When my husband and I discovered we were expecting a baby before I had finished my degree, I immediately sought the advice of my friends.
Some congratulated me.
“Why on Earth are you even thinking about this bloody degree anymore? Forget about it and enjoy your pregnancy,” wrote one friend in a note along with a bunch of flowers.
Another friend burst into tears imagining the dark days ahead of me.
“It’s such a pity that this always happens to women!” she said. “Now what will you do? I never imagined that you would become a drop-out.”
But I wanted to continue the pregnancy and the degree, a foot in both camps. So that’s what I did.
My morning sickness was so extreme I couldn’t even open my eyes for days on end. And then insomnia made me a night owl. But I persisted, listening to lectures on Wattle in the night-time.
When it was time for me to leave uni and wait for the baby to come, my friends sent me off with a fond farewell. Not only from campus but also from the degree, or at least that’s what I read in their eyes.
Determined not to start the new chapter of motherhood by closing one on university, I researched and discovered ANU courses where class attendance is not mandatory.
To my surprise I found a few, and it was easy to enrol.
Then the baby appeared, like a ray of sunshine in my life, and nothing else was easy. How could I complete the coursework and research reports when my hands were full?
Sadly, I kept missing deadlines and meeting up with teachers in the morning became practically impossible since I had been awake the whole night.
The baby was sleepless or, if the baby slept, I would stare at him with a mother’s love and affection, and a mother’s worries too. Is the blanket too thin or too heavy? Does he need socks while sleeping? Or maybe his nappy needs to be changed even though I did it half an hour ago?
When my final reports became due, I even couldn’t submit a research proposal in one particular course. It felt like every time I sat down to do it, something would happen to the baby and I would end up at the hospital emergency room.
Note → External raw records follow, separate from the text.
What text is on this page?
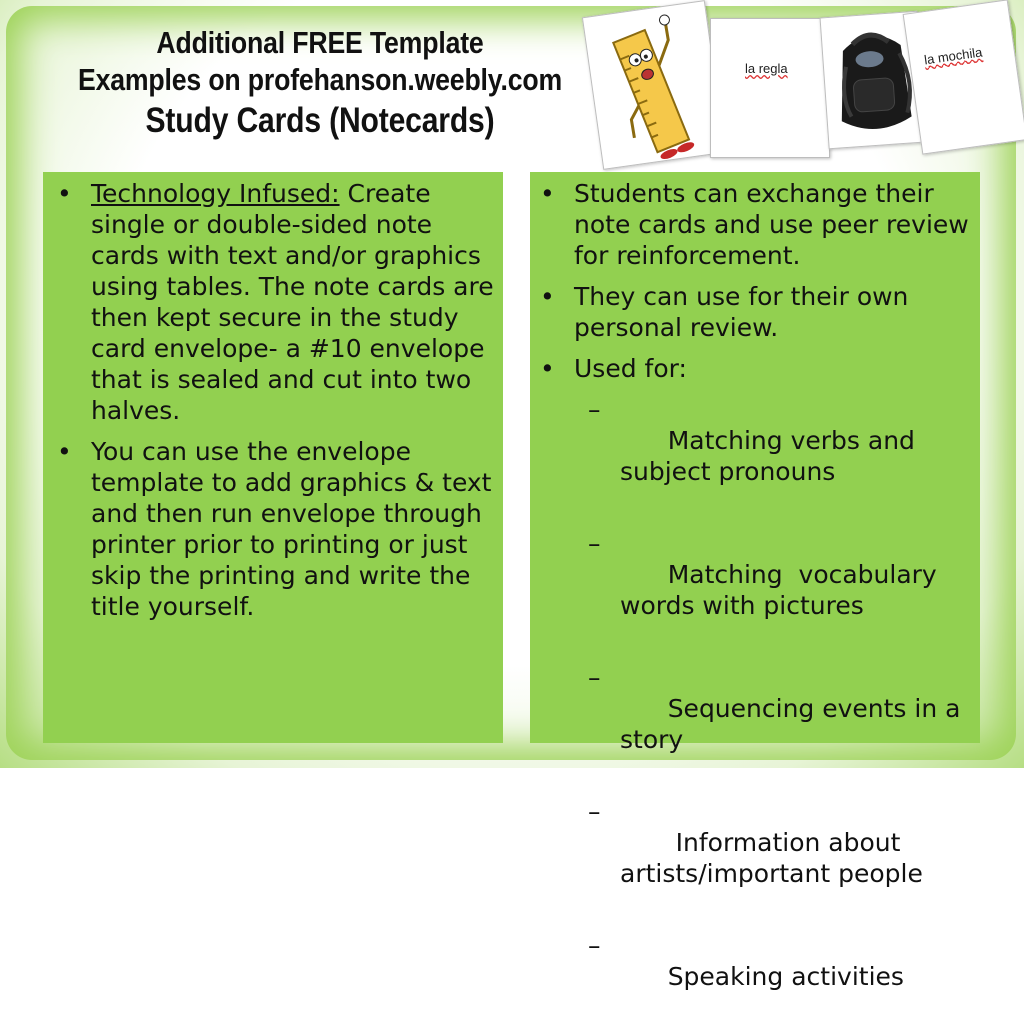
Additional FREE Template
Examples on profehanson.weebly.com
Study Cards (Notecards)
la regla
la mochila
• Technology Infused: Create single or double-sided note cards with text and/or graphics using tables. The note cards are then kept secure in the study card envelope- a #10 envelope that is sealed and cut into two halves.
• You can use the envelope template to add graphics & text and then run envelope through printer prior to printing or just skip the printing and write the title yourself.
• Students can exchange their note cards and use peer review for reinforcement.
• They can use for their own personal review.
• Used for:

–
Matching verbs and subject pronouns

–
Matching  vocabulary words with pictures

–
Sequencing events in a story

–
Information about artists/important people

–
Speaking activities
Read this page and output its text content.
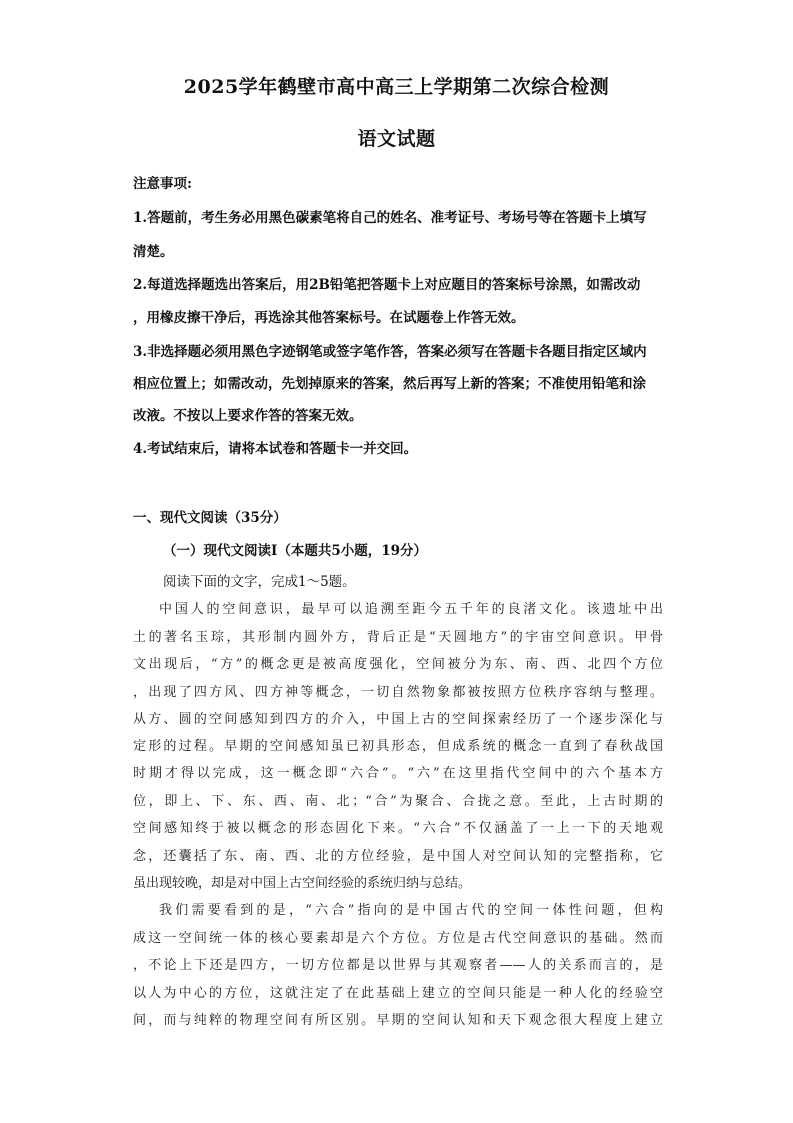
2025学年鹤壁市高中高三上学期第二次综合检测
语文试题
注意事项:
1.答题前，考生务必用黑色碳素笔将自己的姓名、准考证号、考场号等在答题卡上填写
清楚。
2.每道选择题选出答案后，用2B铅笔把答题卡上对应题目的答案标号涂黑，如需改动
，用橡皮擦干净后，再选涂其他答案标号。在试题卷上作答无效。
3.非选择题必须用黑色字迹钢笔或签字笔作答，答案必须写在答题卡各题目指定区域内
相应位置上；如需改动，先划掉原来的答案，然后再写上新的答案；不准使用铅笔和涂
改液。不按以上要求作答的答案无效。
4.考试结束后，请将本试卷和答题卡一并交回。
一、现代文阅读（35分）
（一）现代文阅读Ⅰ（本题共5小题，19分）
阅读下面的文字，完成1～5题。
中国人的空间意识，最早可以追溯至距今五千年的良渚文化。该遗址中出
土的著名玉琮，其形制内圆外方，背后正是“天圆地方”的宇宙空间意识。甲骨
文出现后，“方”的概念更是被高度强化，空间被分为东、南、西、北四个方位
，出现了四方风、四方神等概念，一切自然物象都被按照方位秩序容纳与整理。
从方、圆的空间感知到四方的介入，中国上古的空间探索经历了一个逐步深化与
定形的过程。早期的空间感知虽已初具形态，但成系统的概念一直到了春秋战国
时期才得以完成，这一概念即“六合”。“六”在这里指代空间中的六个基本方
位，即上、下、东、西、南、北；“合”为聚合、合拢之意。至此，上古时期的
空间感知终于被以概念的形态固化下来。“六合”不仅涵盖了一上一下的天地观
念，还囊括了东、南、西、北的方位经验，是中国人对空间认知的完整指称，它
虽出现较晚，却是对中国上古空间经验的系统归纳与总结。
我们需要看到的是，“六合”指向的是中国古代的空间一体性问题，但构
成这一空间统一体的核心要素却是六个方位。方位是古代空间意识的基础。然而
，不论上下还是四方，一切方位都是以世界与其观察者——人的关系而言的，是
以人为中心的方位，这就注定了在此基础上建立的空间只能是一种人化的经验空
间，而与纯粹的物理空间有所区别。早期的空间认知和天下观念很大程度上建立
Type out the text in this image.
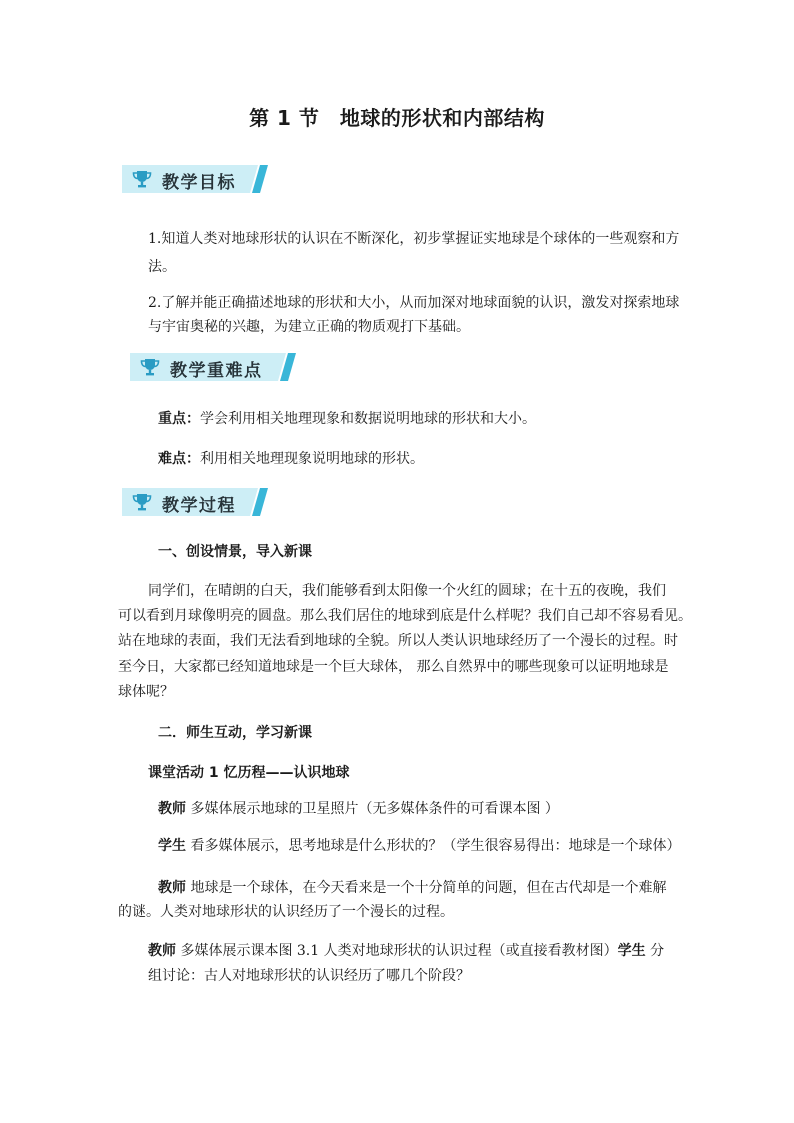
第 1 节　地球的形状和内部结构
教学目标
1.知道人类对地球形状的认识在不断深化，初步掌握证实地球是个球体的一些观察和方
法。
2.了解并能正确描述地球的形状和大小，从而加深对地球面貌的认识，激发对探索地球
与宇宙奥秘的兴趣，为建立正确的物质观打下基础。
教学重难点
重点：学会利用相关地理现象和数据说明地球的形状和大小。
难点：利用相关地理现象说明地球的形状。
教学过程
一、创设情景，导入新课
同学们，在晴朗的白天，我们能够看到太阳像一个火红的圆球；在十五的夜晚，我们
可以看到月球像明亮的圆盘。那么我们居住的地球到底是什么样呢？我们自己却不容易看见。
站在地球的表面，我们无法看到地球的全貌。所以人类认识地球经历了一个漫长的过程。时
至今日，大家都已经知道地球是一个巨大球体， 那么自然界中的哪些现象可以证明地球是
球体呢？
二．师生互动，学习新课
课堂活动 1 忆历程——认识地球
教师 多媒体展示地球的卫星照片（无多媒体条件的可看课本图 ）
学生 看多媒体展示，思考地球是什么形状的？（学生很容易得出：地球是一个球体）
教师 地球是一个球体，在今天看来是一个十分简单的问题，但在古代却是一个难解
的谜。人类对地球形状的认识经历了一个漫长的过程。
教师 多媒体展示课本图 3.1 人类对地球形状的认识过程（或直接看教材图）学生 分
组讨论：古人对地球形状的认识经历了哪几个阶段？
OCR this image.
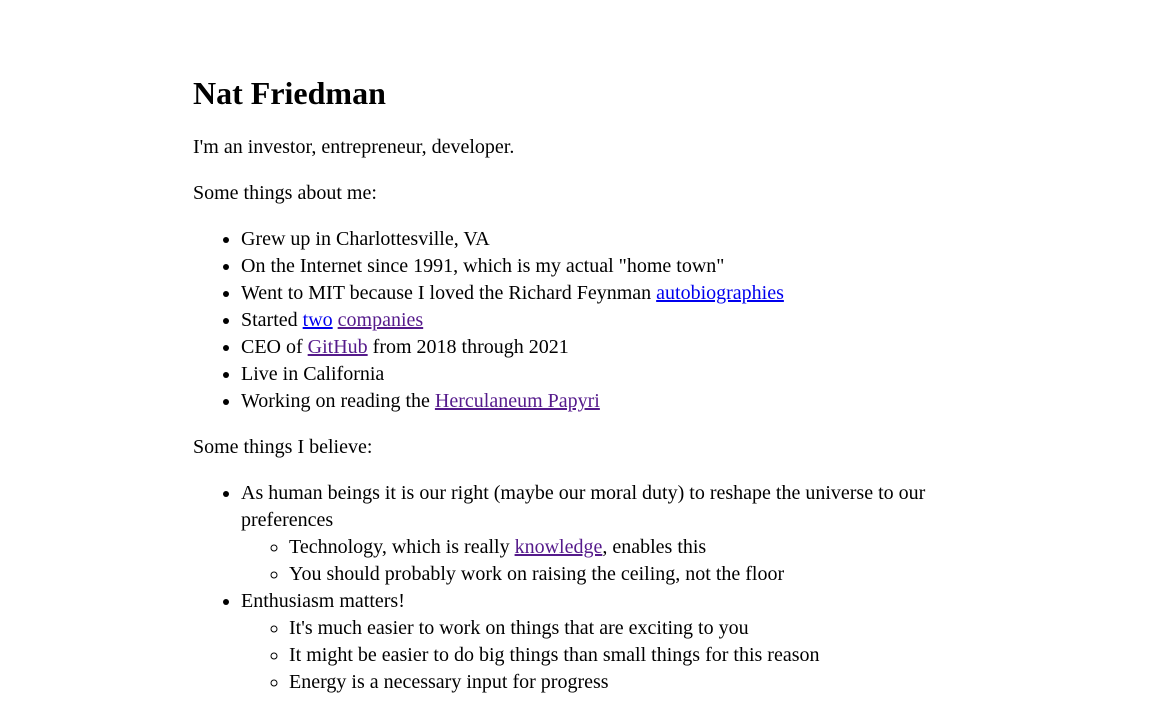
Nat Friedman

I'm an investor, entrepreneur, developer.

Some things about me:

• Grew up in Charlottesville, VA
• On the Internet since 1991, which is my actual "home town"
• Went to MIT because I loved the Richard Feynman autobiographies
• Started two companies
• CEO of GitHub from 2018 through 2021
• Live in California
• Working on reading the Herculaneum Papyri

Some things I believe:

• As human beings it is our right (maybe our moral duty) to reshape the universe to our preferences
◦ Technology, which is really knowledge, enables this
◦ You should probably work on raising the ceiling, not the floor
• Enthusiasm matters!
◦ It's much easier to work on things that are exciting to you
◦ It might be easier to do big things than small things for this reason
◦ Energy is a necessary input for progress
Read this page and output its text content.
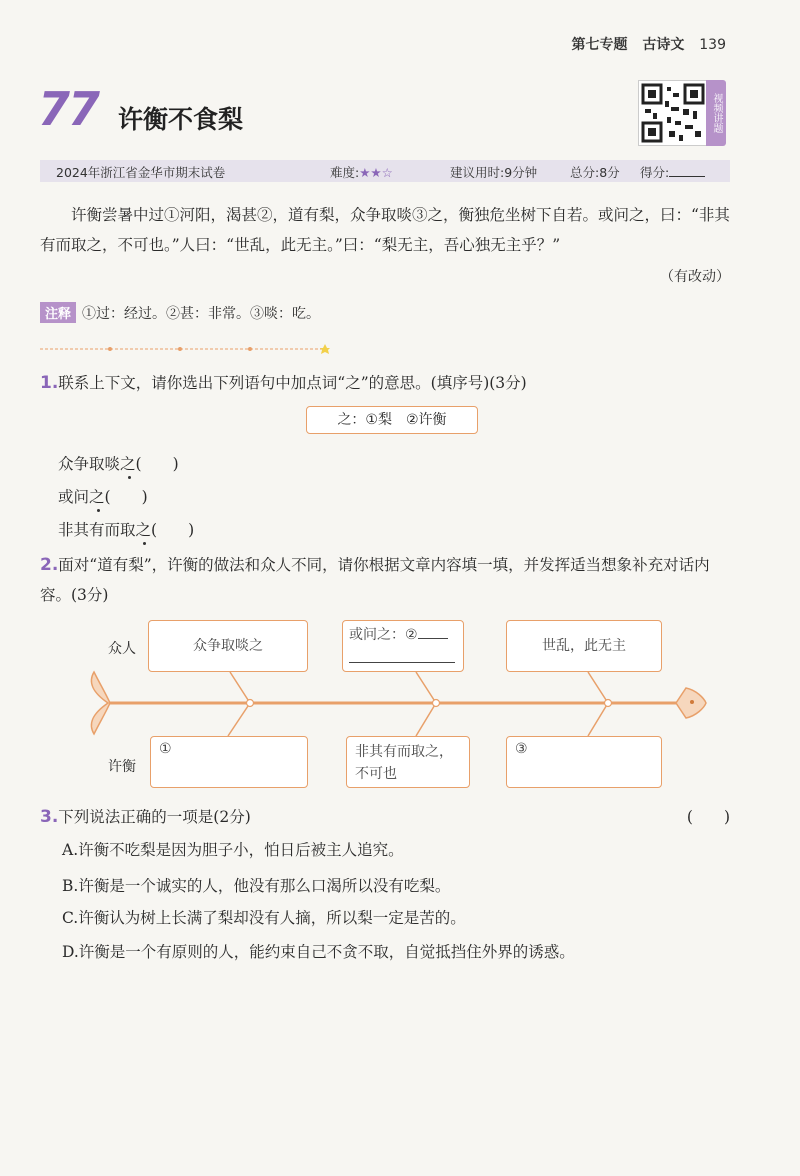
第七专题 古诗文 139
77 许衡不食梨	视频讲题
2024年浙江省金华市期末试卷	难度:★★☆	建议用时:9分钟	总分:8分 得分:
许衡尝暑中过①河阳，渴甚②，道有梨，众争取啖③之，衡独危坐树下自若。或问之，曰：“非其有而取之，不可也。”人曰：“世乱，此无主。”曰：“梨无主，吾心独无主乎？”
（有改动）
注释 ①过：经过。②甚：非常。③啖：吃。
1.联系上下文，请你选出下列语句中加点词“之”的意思。(填序号)(3分)
之：①梨　②许衡
众争取啖之(　　)
或问之(　　)
非其有而取之(　　)
2.面对“道有梨”，许衡的做法和众人不同，请你根据文章内容填一填，并发挥适当想象补充对话内容。(3分)
众人
许衡
众争取啖之
或问之：②

世乱，此无主
①	非其有而取之，不可也
③
3.下列说法正确的一项是(2分)	(　　)
A.许衡不吃梨是因为胆子小，怕日后被主人追究。
B.许衡是一个诚实的人，他没有那么口渴所以没有吃梨。
C.许衡认为树上长满了梨却没有人摘，所以梨一定是苦的。
D.许衡是一个有原则的人，能约束自己不贪不取，自觉抵挡住外界的诱惑。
As the census date had already passed, dropping a course would give me a fail grade. It seemed I was moments away from closing the chapter on university.
Maybe my friends were right: you can’t have it all. I thought, in desperation, I need help! If only I had my mum with me!
As if my cries had been heard, I got an email from my course convener to say that if I couldn’t manage the deadline, I should contact the ANU Access and Inclusion office so they can make arrangements for me to overcome this challenge. All I needed was a letter from my GP and my postnatal medical records.
Feelings sometimes cannot be expressed in words. For me, it was like I saw a light at the end of the tunnel.
When I went to the Access and Inclusion office they said to me, “ANU never lets you drop out, unless you want to.”
I am a full-time student now, and a mum too. I no longer need the support of ANU Access and Inclusion, having left the most difficult times behind me. I have even started to feel superior over my friends again, because I do actually seem to have it all.
Since having a baby, I have learnt what a skill motherhood is. I have also learnt that while it can be a challenge, it shouldn’t be an obstacle. Mothers dedicate themselves to nurturing others, but they need support too, which is why I hear in my ear, like a soothing lullaby, that ANU is my mum mum mum.